「Windows Defender」の影響で「秀丸メール」が極端に遅くなる問題、サイトー企画が回避策を案内/大事なメールまで隔離されてしまう事例も
出典: 窓の杜 (原典を開く)
ニュース概要
メールソフト「秀丸メール」で2026年6月頃より、「検索して一覧作成」などの動作が極端に遅くなる現象が発生しているとのこと。原因はWindows標準のアンチウイルス機能「Windows Defender」にあるようで、開発元の(株)サイトー企画は6月15日、回避策を案内するドキュメントを公開した。
解説
皆さんは、パソコンでメールのやり取りをする際、普段どのソフトを使っていますか?
多くの人が、Windowsに標準で入っているメールソフトや、Webブラウザ上で使うGmailなどを思い浮かべるかもしれません。しかし、長年Windowsを使っている方の中には、「秀丸メール」という歴史あるメールソフトを愛用している人も少なくありません。この秀丸メールが、最近ちょっとしたトラブルに見舞われているというニュースが入ってきました。
具体的には、2024年6月頃から、「メールを検索して一覧表示する」といった特定の動作が、以前と比べて極端に遅くなる現象が報告されているのです。メールソフトが遅いと、仕事やプライベートでメールを頻繁に使う人にとっては、かなりのストレスですよね。まるで、急に道路が渋滞して、目的地になかなかたどり着けないようなものです。
この問題の原因として指摘されているのが、Windowsに標準で搭載されているセキュリティ機能「Windows Defender」です。Windows Defenderは、パソコンをウイルスや悪意のあるソフトウェアから守る、いわば「見張り役」のような存在です。普段は私たちのパソコンを陰ながら守ってくれているのですが、どうやら秀丸メールの動作に対して、過剰に反応してしまっているようなのです。
例えるなら、宅配便が家に来た時に、番犬が「不審者だ!」と吠えすぎて、荷物の受け取りを邪魔しているような状況でしょうか。Windows Defenderが、秀丸メールのデータ処理を「もしかして危険な動きなのでは?」と疑い、一つ一つの処理を細かくチェックしすぎているために、全体のスピードが落ちてしまう、というメカニズムが考えられます。さらに困ったことに、重要なメールまで「危険なファイル」と判断されてしまい、隔離されてしまうケースも報告されているようです。これは、番犬が配達員を捕まえてしまい、荷物が届かないどころか、どこかに連れて行ってしまうようなものです。
この問題に対し、秀丸メールの開発元である(株)サイトー企画は、迅速に回避策を公開しました。これは、Windows Defenderの設定を変更することで、秀丸メールの特定の動作を「安全なもの」として認識させ、余計なチェックを省くように指示するものです。これで、秀丸メールが本来のスピードを取り戻せるようになるわけです。

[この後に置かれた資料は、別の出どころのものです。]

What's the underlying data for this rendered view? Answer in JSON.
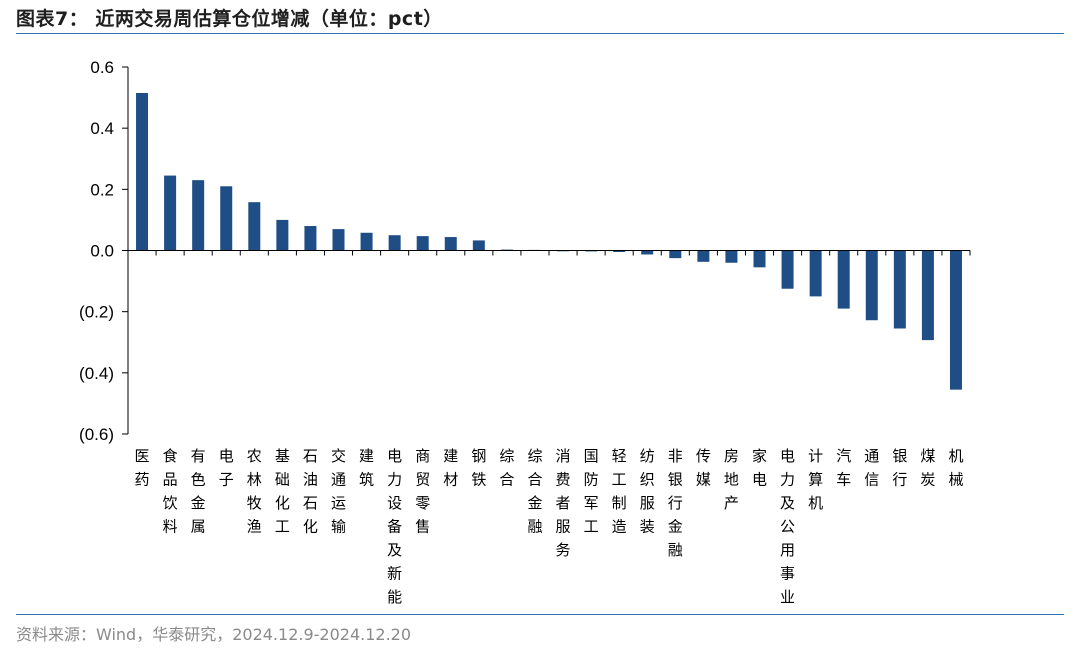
{
  "figure": {
    "title": "图表7：  近两交易周估算仓位增减（单位：pct）",
    "source": "资料来源：Wind，华泰研究，2024.12.9-2024.12.20"
  },
  "chart_data": {
    "type": "bar",
    "title": "近两交易周估算仓位增减（单位：pct）",
    "xlabel": "",
    "ylabel": "",
    "ylim": [
      -0.6,
      0.6
    ],
    "yticks": [
      0.6,
      0.4,
      0.2,
      0.0,
      -0.2,
      -0.4,
      -0.6
    ],
    "ytick_labels": [
      "0.6",
      "0.4",
      "0.2",
      "0.0",
      "(0.2)",
      "(0.4)",
      "(0.6)"
    ],
    "grid": false,
    "bar_color": "#1f4e86",
    "categories": [
      "医药",
      "食品饮料",
      "有色金属",
      "电子",
      "农林牧渔",
      "基础化工",
      "石油石化",
      "交通运输",
      "建筑",
      "电力设备及新能源",
      "商贸零售",
      "建材",
      "钢铁",
      "综合",
      "综合金融",
      "消费者服务",
      "国防军工",
      "轻工制造",
      "纺织服装",
      "非银行金融",
      "传媒",
      "房地产",
      "家电",
      "电力及公用事业",
      "计算机",
      "汽车",
      "通信",
      "银行",
      "煤炭",
      "机械"
    ],
    "values": [
      0.515,
      0.245,
      0.23,
      0.21,
      0.158,
      0.1,
      0.08,
      0.07,
      0.058,
      0.05,
      0.047,
      0.044,
      0.033,
      0.003,
      0.002,
      -0.002,
      -0.003,
      -0.005,
      -0.013,
      -0.025,
      -0.037,
      -0.04,
      -0.055,
      -0.125,
      -0.15,
      -0.19,
      -0.228,
      -0.255,
      -0.293,
      -0.455
    ]
  }
}
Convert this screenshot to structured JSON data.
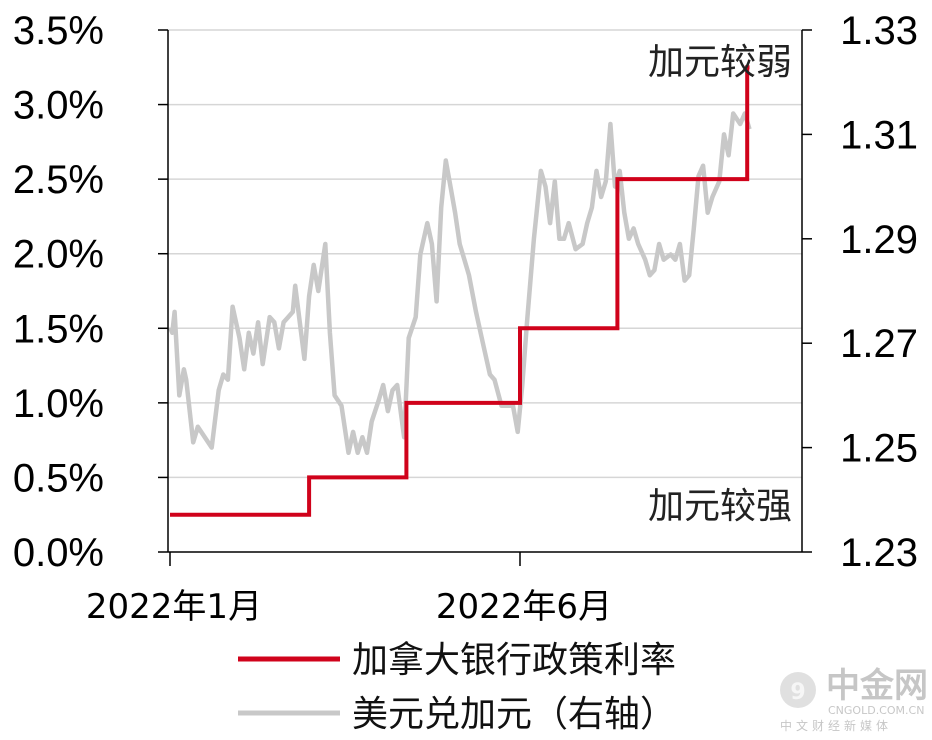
{
  "chart_data": {
    "type": "line",
    "y_left": {
      "ticks": [
        "3.5%",
        "3.0%",
        "2.5%",
        "2.0%",
        "1.5%",
        "1.0%",
        "0.5%",
        "0.0%"
      ],
      "range": [
        0,
        3.5
      ]
    },
    "y_right": {
      "ticks": [
        "1.33",
        "1.31",
        "1.29",
        "1.27",
        "1.25",
        "1.23"
      ],
      "range": [
        1.23,
        1.33
      ]
    },
    "x_ticks": [
      {
        "label": "2022年1月",
        "date": "2022-01"
      },
      {
        "label": "2022年6月",
        "date": "2022-06"
      }
    ],
    "grid": true,
    "annotations": [
      {
        "text": "加元较弱",
        "position": "top-right"
      },
      {
        "text": "加元较强",
        "position": "bottom-right"
      }
    ],
    "series": [
      {
        "name": "加拿大银行政策利率",
        "axis": "left",
        "color": "#d0021b",
        "step": true,
        "points": [
          [
            "2022-01-01",
            0.25
          ],
          [
            "2022-03-02",
            0.25
          ],
          [
            "2022-03-02",
            0.5
          ],
          [
            "2022-04-13",
            0.5
          ],
          [
            "2022-04-13",
            1.0
          ],
          [
            "2022-06-01",
            1.0
          ],
          [
            "2022-06-01",
            1.5
          ],
          [
            "2022-07-13",
            1.5
          ],
          [
            "2022-07-13",
            2.5
          ],
          [
            "2022-09-07",
            2.5
          ],
          [
            "2022-09-07",
            3.25
          ],
          [
            "2022-09-08",
            3.25
          ]
        ]
      },
      {
        "name": "美元兑加元（右轴）",
        "axis": "right",
        "color": "#c8c8c8",
        "points": [
          [
            "2022-01-01",
            1.273
          ],
          [
            "2022-01-02",
            1.272
          ],
          [
            "2022-01-03",
            1.276
          ],
          [
            "2022-01-05",
            1.26
          ],
          [
            "2022-01-07",
            1.265
          ],
          [
            "2022-01-08",
            1.263
          ],
          [
            "2022-01-11",
            1.251
          ],
          [
            "2022-01-13",
            1.254
          ],
          [
            "2022-01-16",
            1.252
          ],
          [
            "2022-01-19",
            1.25
          ],
          [
            "2022-01-22",
            1.261
          ],
          [
            "2022-01-24",
            1.264
          ],
          [
            "2022-01-26",
            1.263
          ],
          [
            "2022-01-28",
            1.277
          ],
          [
            "2022-01-31",
            1.271
          ],
          [
            "2022-02-02",
            1.265
          ],
          [
            "2022-02-04",
            1.272
          ],
          [
            "2022-02-06",
            1.268
          ],
          [
            "2022-02-08",
            1.274
          ],
          [
            "2022-02-10",
            1.266
          ],
          [
            "2022-02-13",
            1.275
          ],
          [
            "2022-02-15",
            1.274
          ],
          [
            "2022-02-17",
            1.269
          ],
          [
            "2022-02-19",
            1.274
          ],
          [
            "2022-02-21",
            1.275
          ],
          [
            "2022-02-23",
            1.276
          ],
          [
            "2022-02-24",
            1.281
          ],
          [
            "2022-02-26",
            1.274
          ],
          [
            "2022-02-28",
            1.267
          ],
          [
            "2022-03-02",
            1.279
          ],
          [
            "2022-03-04",
            1.285
          ],
          [
            "2022-03-06",
            1.28
          ],
          [
            "2022-03-09",
            1.289
          ],
          [
            "2022-03-11",
            1.272
          ],
          [
            "2022-03-13",
            1.26
          ],
          [
            "2022-03-16",
            1.258
          ],
          [
            "2022-03-19",
            1.249
          ],
          [
            "2022-03-21",
            1.253
          ],
          [
            "2022-03-23",
            1.249
          ],
          [
            "2022-03-25",
            1.252
          ],
          [
            "2022-03-27",
            1.249
          ],
          [
            "2022-03-29",
            1.255
          ],
          [
            "2022-04-01",
            1.259
          ],
          [
            "2022-04-03",
            1.262
          ],
          [
            "2022-04-05",
            1.257
          ],
          [
            "2022-04-07",
            1.261
          ],
          [
            "2022-04-09",
            1.262
          ],
          [
            "2022-04-12",
            1.252
          ],
          [
            "2022-04-14",
            1.271
          ],
          [
            "2022-04-17",
            1.275
          ],
          [
            "2022-04-19",
            1.287
          ],
          [
            "2022-04-22",
            1.293
          ],
          [
            "2022-04-24",
            1.289
          ],
          [
            "2022-04-26",
            1.278
          ],
          [
            "2022-04-28",
            1.296
          ],
          [
            "2022-04-30",
            1.305
          ],
          [
            "2022-05-02",
            1.3
          ],
          [
            "2022-05-04",
            1.295
          ],
          [
            "2022-05-06",
            1.289
          ],
          [
            "2022-05-08",
            1.286
          ],
          [
            "2022-05-10",
            1.283
          ],
          [
            "2022-05-13",
            1.276
          ],
          [
            "2022-05-16",
            1.27
          ],
          [
            "2022-05-19",
            1.264
          ],
          [
            "2022-05-21",
            1.263
          ],
          [
            "2022-05-24",
            1.258
          ],
          [
            "2022-05-26",
            1.258
          ],
          [
            "2022-05-29",
            1.258
          ],
          [
            "2022-05-31",
            1.253
          ],
          [
            "2022-06-02",
            1.262
          ],
          [
            "2022-06-04",
            1.274
          ],
          [
            "2022-06-07",
            1.29
          ],
          [
            "2022-06-10",
            1.303
          ],
          [
            "2022-06-12",
            1.3
          ],
          [
            "2022-06-14",
            1.293
          ],
          [
            "2022-06-16",
            1.301
          ],
          [
            "2022-06-18",
            1.29
          ],
          [
            "2022-06-20",
            1.29
          ],
          [
            "2022-06-22",
            1.293
          ],
          [
            "2022-06-25",
            1.288
          ],
          [
            "2022-06-28",
            1.289
          ],
          [
            "2022-06-30",
            1.293
          ],
          [
            "2022-07-02",
            1.296
          ],
          [
            "2022-07-04",
            1.303
          ],
          [
            "2022-07-06",
            1.298
          ],
          [
            "2022-07-08",
            1.301
          ],
          [
            "2022-07-10",
            1.312
          ],
          [
            "2022-07-12",
            1.3
          ],
          [
            "2022-07-14",
            1.303
          ],
          [
            "2022-07-16",
            1.295
          ],
          [
            "2022-07-18",
            1.29
          ],
          [
            "2022-07-20",
            1.292
          ],
          [
            "2022-07-22",
            1.289
          ],
          [
            "2022-07-25",
            1.286
          ],
          [
            "2022-07-27",
            1.283
          ],
          [
            "2022-07-29",
            1.284
          ],
          [
            "2022-07-31",
            1.289
          ],
          [
            "2022-08-02",
            1.286
          ],
          [
            "2022-08-05",
            1.287
          ],
          [
            "2022-08-07",
            1.286
          ],
          [
            "2022-08-09",
            1.289
          ],
          [
            "2022-08-11",
            1.282
          ],
          [
            "2022-08-13",
            1.283
          ],
          [
            "2022-08-15",
            1.292
          ],
          [
            "2022-08-17",
            1.302
          ],
          [
            "2022-08-19",
            1.304
          ],
          [
            "2022-08-21",
            1.295
          ],
          [
            "2022-08-23",
            1.298
          ],
          [
            "2022-08-26",
            1.301
          ],
          [
            "2022-08-28",
            1.31
          ],
          [
            "2022-08-30",
            1.306
          ],
          [
            "2022-09-01",
            1.314
          ],
          [
            "2022-09-04",
            1.312
          ],
          [
            "2022-09-06",
            1.314
          ],
          [
            "2022-09-08",
            1.311
          ]
        ]
      }
    ]
  },
  "legend": {
    "items": [
      {
        "label": "加拿大银行政策利率",
        "color": "#d0021b"
      },
      {
        "label": "美元兑加元（右轴）",
        "color": "#c8c8c8"
      }
    ]
  },
  "watermark": {
    "name": "中金网",
    "domain": "CNGOLD.COM.CN",
    "tagline": "中文财经新媒体"
  }
}
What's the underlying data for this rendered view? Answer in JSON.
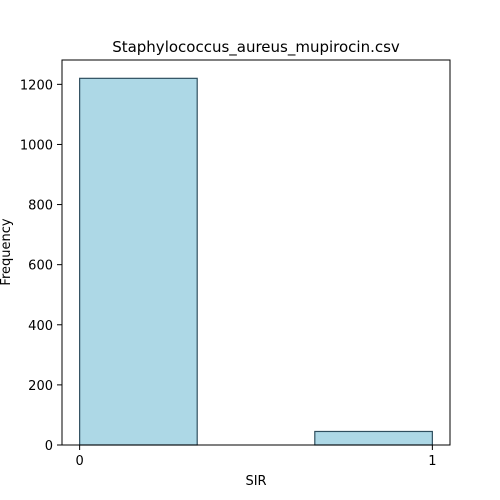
{
  "chart_data": {
    "type": "bar",
    "title": "Staphylococcus_aureus_mupirocin.csv",
    "xlabel": "SIR",
    "ylabel": "Frequency",
    "bins": [
      {
        "start": 0.0,
        "end": 0.3333,
        "value": 1220
      },
      {
        "start": 0.6667,
        "end": 1.0,
        "value": 45
      }
    ],
    "xlim": [
      -0.05,
      1.05
    ],
    "ylim": [
      0,
      1281
    ],
    "xticks": [
      0,
      1
    ],
    "xtick_labels": [
      "0",
      "1"
    ],
    "yticks": [
      0,
      200,
      400,
      600,
      800,
      1000,
      1200
    ],
    "ytick_labels": [
      "0",
      "200",
      "400",
      "600",
      "800",
      "1000",
      "1200"
    ],
    "bar_color": "#add8e6",
    "bar_edge_color": "#2f4f5f",
    "grid": false,
    "legend": "none"
  }
}
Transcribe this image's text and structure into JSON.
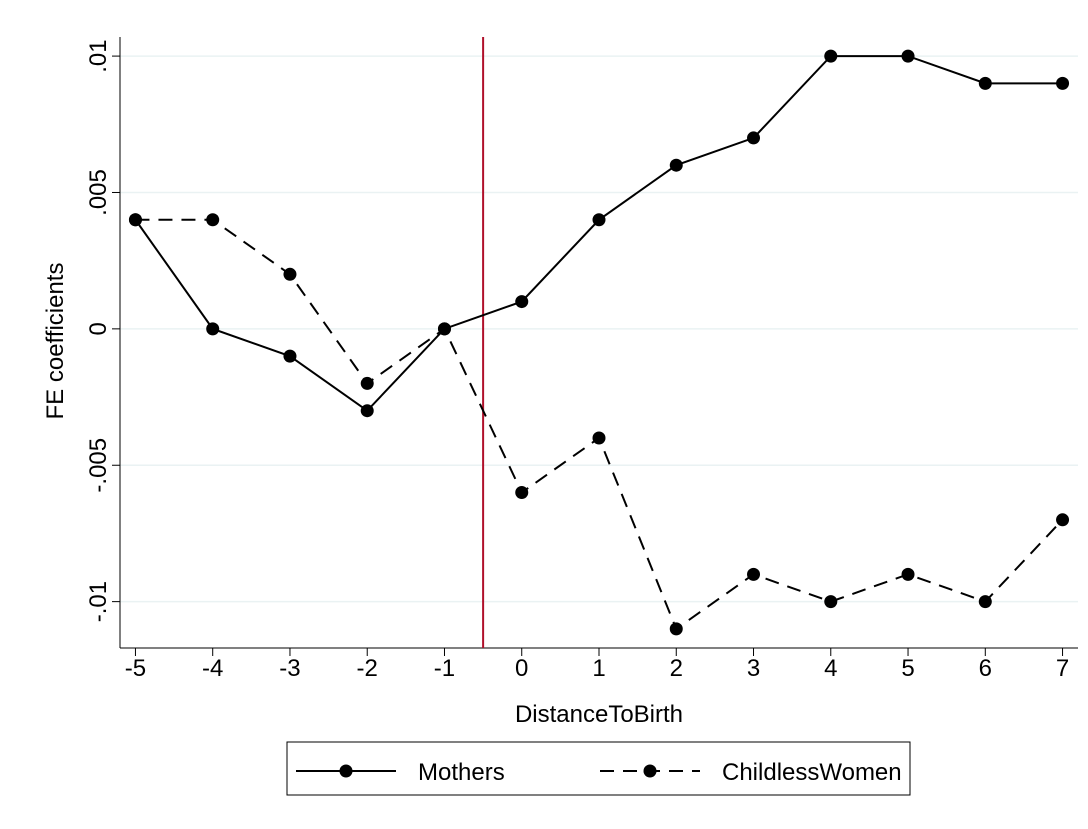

今回の件は、セキュリティ機能が私たちのデジタル生活を支える一方で、時には思わぬ形で利便性を損ねる可能性もあることを示しています。特に、このように長年愛用されてきたソフトウェアと、OSの標準機能との間で問題が起きると、多くのユーザーに影響が及びます。開発元が素早く対応策を提示してくれたことは、ユーザーにとって非常に心強いニュースですね。
関連データ
今後の予測
今回の問題は、セキュリティソフトウェアとアプリケーションの連携における課題を浮き彫りにしました。今後の展開としては、いくつかのシナリオが考えられます。
まず、最も望ましいシナリオとしては、Microsoft側がWindows Defenderの動作を改善し、秀丸メールのような正当なアプリケーションに対して過剰な干渉をしないようにアップデートされることです。これにより、ユーザーは手動で設定を変更する手間なく、安全かつ快適にメールソフトを利用できるようになります。これは、セキュリティソフトがアプリケーションの振る舞いをより賢く学習する方向に進化することを意味します。
次に考えられるのは、秀丸メール側が、Windows Defenderの挙動を考慮した上で、ソフトウェアの内部処理を最適化するアップデートを行うシナリオです。これにより、Windows Defenderによるチェックを受けにくくする、あるいはチェックされてもパフォーマンスへの影響が最小限になるような工夫が施されるかもしれません。
最悪のシナリオとしては、この問題が他の類似アプリケーションにも波及し、OSのセキュリティ機能とサードパーティ製ソフトウェアとの間で、互換性の問題が頻繁に発生するようになることです。そうなると、ユーザーは常にアップデート情報に注意を払い、手動での設定変更を強いられることになり、デジタル生活の利便性が損なわれる可能性があります。いずれにしても、今回の件は、OSとアプリケーション開発者が協力し、ユーザー体験を損なわないセキュリティのあり方を追求する重要性を再認識させる出来事と言えるでしょう。